A good many competent authorities have disliked the idea of the Dardanelles expedition, on the strength of a general principle applicable to all military operations. It is said that in every war there is one distinct objective, and that that should never be neglected for any subsidiary operations. Thus, in the present instance, our main effort is to drive the Germans out of France and Belgium, and then to attack them in their own territory. Anything which interferes with this or throws it, however temporarily, into the background, is held to be unwise, because it leads to the most dangerous of results in warfare—the dissipation of forces, which, if united, would win the desired success, but if disunited will probably fail. Thus we are told that we must not fritter away our energies in enterprises which, however important in themselves, are not comparable with the one unique preoccupation of our minds—the conquest of Germany in Europe.


Selling Arms to the Allies

Horace White has no two opinions in his article in The North American Review for July as to the wisdom and justice of the practice of American manufacturers in selling munitions which the Allies are using to kill their Germanic enemies. Mr.

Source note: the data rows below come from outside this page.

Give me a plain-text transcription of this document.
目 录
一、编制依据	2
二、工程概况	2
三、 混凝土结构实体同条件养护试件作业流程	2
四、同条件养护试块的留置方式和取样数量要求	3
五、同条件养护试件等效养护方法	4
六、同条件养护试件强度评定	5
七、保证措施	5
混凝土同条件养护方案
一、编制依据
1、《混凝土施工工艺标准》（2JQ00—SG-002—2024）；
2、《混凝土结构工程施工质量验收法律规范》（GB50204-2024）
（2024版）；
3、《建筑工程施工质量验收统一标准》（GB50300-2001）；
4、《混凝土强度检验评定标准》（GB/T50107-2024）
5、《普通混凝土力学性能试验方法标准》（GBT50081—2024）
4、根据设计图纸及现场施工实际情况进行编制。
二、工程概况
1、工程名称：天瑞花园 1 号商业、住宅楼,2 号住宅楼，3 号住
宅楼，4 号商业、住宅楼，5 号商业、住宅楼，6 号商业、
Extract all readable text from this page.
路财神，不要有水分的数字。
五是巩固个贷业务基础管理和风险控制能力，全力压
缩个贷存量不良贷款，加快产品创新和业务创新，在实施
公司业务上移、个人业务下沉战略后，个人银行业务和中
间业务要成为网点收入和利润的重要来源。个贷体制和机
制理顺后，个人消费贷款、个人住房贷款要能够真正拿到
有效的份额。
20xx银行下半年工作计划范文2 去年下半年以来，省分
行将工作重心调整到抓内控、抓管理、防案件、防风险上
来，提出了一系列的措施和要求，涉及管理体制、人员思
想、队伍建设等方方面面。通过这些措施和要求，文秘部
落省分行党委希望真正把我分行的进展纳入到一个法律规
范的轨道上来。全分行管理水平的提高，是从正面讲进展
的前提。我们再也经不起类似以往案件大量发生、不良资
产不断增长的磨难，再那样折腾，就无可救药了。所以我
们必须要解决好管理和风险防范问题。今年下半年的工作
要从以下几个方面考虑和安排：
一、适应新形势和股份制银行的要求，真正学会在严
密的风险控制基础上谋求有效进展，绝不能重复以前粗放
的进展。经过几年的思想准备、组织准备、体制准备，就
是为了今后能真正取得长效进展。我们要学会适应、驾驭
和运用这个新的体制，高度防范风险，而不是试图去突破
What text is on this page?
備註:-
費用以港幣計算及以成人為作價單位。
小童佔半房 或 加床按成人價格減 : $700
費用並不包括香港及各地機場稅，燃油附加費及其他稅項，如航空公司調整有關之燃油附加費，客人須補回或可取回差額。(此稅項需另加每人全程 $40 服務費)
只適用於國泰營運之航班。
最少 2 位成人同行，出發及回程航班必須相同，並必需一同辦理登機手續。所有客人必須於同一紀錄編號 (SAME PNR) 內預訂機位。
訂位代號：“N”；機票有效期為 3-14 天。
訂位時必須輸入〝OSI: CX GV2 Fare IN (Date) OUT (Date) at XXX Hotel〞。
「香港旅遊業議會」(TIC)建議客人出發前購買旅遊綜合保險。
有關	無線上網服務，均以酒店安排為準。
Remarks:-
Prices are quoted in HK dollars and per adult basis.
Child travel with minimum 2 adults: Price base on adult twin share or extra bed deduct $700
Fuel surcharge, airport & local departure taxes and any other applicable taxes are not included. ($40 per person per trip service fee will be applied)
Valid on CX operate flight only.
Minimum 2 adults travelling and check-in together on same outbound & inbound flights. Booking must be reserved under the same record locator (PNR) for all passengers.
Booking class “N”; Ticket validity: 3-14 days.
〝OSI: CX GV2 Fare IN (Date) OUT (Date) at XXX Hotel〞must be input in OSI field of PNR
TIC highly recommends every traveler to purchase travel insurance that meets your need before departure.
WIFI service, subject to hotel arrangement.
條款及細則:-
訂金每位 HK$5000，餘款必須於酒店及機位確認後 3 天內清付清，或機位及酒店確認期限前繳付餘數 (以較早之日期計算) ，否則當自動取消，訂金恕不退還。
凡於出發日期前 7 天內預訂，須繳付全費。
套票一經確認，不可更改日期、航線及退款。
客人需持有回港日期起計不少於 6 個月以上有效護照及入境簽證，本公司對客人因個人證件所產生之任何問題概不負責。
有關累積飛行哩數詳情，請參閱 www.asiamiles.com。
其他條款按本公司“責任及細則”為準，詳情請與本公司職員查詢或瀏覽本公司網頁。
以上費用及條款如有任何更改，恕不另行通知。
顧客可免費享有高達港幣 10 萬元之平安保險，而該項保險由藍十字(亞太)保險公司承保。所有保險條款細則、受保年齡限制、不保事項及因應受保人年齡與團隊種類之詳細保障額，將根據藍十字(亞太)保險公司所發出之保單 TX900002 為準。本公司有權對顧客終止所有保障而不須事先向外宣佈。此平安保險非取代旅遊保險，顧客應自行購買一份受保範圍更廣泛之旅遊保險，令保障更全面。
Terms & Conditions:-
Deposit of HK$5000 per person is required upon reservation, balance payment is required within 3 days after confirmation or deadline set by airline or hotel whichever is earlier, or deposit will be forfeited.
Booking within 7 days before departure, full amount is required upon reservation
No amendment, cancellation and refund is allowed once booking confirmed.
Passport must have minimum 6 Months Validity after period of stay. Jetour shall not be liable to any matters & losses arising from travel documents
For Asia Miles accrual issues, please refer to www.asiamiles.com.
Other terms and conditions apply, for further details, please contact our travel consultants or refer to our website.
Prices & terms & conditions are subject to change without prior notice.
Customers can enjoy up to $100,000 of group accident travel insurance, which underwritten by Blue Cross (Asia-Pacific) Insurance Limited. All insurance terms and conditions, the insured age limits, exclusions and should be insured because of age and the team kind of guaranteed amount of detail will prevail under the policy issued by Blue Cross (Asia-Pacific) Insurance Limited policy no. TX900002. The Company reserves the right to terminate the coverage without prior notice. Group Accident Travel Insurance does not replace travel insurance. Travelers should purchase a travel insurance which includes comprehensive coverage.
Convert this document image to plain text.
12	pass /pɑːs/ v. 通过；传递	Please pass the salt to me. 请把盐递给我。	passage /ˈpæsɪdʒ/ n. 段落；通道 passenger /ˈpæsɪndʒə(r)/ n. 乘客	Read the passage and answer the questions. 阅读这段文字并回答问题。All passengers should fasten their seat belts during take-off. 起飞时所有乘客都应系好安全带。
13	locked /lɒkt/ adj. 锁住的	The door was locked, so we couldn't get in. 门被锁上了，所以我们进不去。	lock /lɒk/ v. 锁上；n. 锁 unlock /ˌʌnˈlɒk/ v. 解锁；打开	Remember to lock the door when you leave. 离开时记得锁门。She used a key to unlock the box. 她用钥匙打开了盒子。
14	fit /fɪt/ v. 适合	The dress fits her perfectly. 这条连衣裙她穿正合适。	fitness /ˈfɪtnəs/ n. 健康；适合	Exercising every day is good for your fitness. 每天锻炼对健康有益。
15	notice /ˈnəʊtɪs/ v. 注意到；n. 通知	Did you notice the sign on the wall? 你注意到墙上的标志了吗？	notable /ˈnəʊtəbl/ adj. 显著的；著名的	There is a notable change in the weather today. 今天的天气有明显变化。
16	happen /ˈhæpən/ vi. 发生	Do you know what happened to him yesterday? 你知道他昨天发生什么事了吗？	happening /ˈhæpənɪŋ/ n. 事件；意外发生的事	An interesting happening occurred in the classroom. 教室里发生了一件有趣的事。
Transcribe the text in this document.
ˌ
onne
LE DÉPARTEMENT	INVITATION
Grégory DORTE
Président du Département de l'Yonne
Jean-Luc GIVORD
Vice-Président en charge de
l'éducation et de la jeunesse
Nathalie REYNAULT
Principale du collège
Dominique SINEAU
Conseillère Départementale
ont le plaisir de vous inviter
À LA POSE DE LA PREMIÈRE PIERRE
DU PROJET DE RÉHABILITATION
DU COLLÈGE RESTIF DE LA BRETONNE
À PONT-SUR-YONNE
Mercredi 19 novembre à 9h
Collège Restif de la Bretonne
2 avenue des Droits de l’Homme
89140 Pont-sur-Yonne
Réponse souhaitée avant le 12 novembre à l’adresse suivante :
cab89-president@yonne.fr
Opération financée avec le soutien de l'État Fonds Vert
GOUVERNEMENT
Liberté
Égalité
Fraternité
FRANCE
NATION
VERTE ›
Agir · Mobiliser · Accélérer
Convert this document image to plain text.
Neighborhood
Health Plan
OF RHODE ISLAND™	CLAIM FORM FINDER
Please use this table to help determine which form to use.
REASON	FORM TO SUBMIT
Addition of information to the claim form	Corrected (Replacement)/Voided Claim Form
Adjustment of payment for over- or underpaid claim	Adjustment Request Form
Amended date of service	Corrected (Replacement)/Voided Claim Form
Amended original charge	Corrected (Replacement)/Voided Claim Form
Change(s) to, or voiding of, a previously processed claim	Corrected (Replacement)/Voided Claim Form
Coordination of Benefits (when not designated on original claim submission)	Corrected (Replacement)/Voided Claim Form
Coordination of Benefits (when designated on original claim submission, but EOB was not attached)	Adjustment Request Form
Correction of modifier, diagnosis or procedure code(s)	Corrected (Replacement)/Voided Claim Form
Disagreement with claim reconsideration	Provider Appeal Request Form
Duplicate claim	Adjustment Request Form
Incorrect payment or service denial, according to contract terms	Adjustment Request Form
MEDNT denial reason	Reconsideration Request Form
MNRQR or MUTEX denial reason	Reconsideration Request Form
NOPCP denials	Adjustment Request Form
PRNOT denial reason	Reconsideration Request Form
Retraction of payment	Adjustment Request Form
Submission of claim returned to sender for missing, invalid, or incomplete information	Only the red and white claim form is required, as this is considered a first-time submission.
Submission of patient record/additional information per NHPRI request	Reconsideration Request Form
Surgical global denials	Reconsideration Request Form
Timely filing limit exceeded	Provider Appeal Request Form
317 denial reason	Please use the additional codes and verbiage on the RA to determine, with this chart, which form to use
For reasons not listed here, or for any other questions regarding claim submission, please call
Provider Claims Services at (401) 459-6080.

White expresses it as the belief of the great majority of people in the United States that Germany's war is without sufficient cause, and that when she invaded Belgium she "made herself the outlaw of the nations—a country whom no agreements can bind." Therefore he can see why no limit should ever be put to the world's expenditure for armaments "while one incorrigible outlaw is at large." He adds:

It is the opinion of most Americans that the most incorrigible and dangerous outlaw and armed maniac now existing is Germany, and that the first and indispensable step toward a restriction of armaments and a quiet world is to throttle and disarm her, and that no price is too great to pay for such a consummation. Any result of the present war which falls short of this will be the preliminary to a new armament and another war on a wider scale than the present one, since the United States will make preparations for the next one and most probably take part in it.

Hence proceeds Mr. White's justification for this neutral nation's supplying the Allies with arms:

Germany, by bursting her way through Belgium, was enabled to seize eighty to ninety per cent. of the coal and iron resources of France and the greater part of her apparatus for the production of arms. She holds also the entire resources of Belgium, both of raw material and finished product. The foul blow by which she possessed herself of these indispensable treasures had two consequences which she did not look for—the active hostility of England and the moral indignation of all other nations. In helping France to make good the loss which she sustained through such perfidy the American people think that they are doing God's service, and their only regret is that they cannot do more of it. If they had foreseen the present conditions they would have enlarged their gun factories and powder mills to meet the emergency more promptly.

A German writer in the New York Times of May 30, Mr. Vom Bruck, says: "If the German nation is wiped out with the help of American arms and ammunition no man of the white race in the United States would be able to think of such a catastrophe without horror and remorse." All of the contending nations say that they are fighting for existence, which means that if they do not win in the end they will be wiped out. With such an alternative staring us in the face very few tears would be shed by Americans, of any color, if both the Hohenzollerns and the Hapsburgs, with all their belongings, should be wiped off the face of the earth.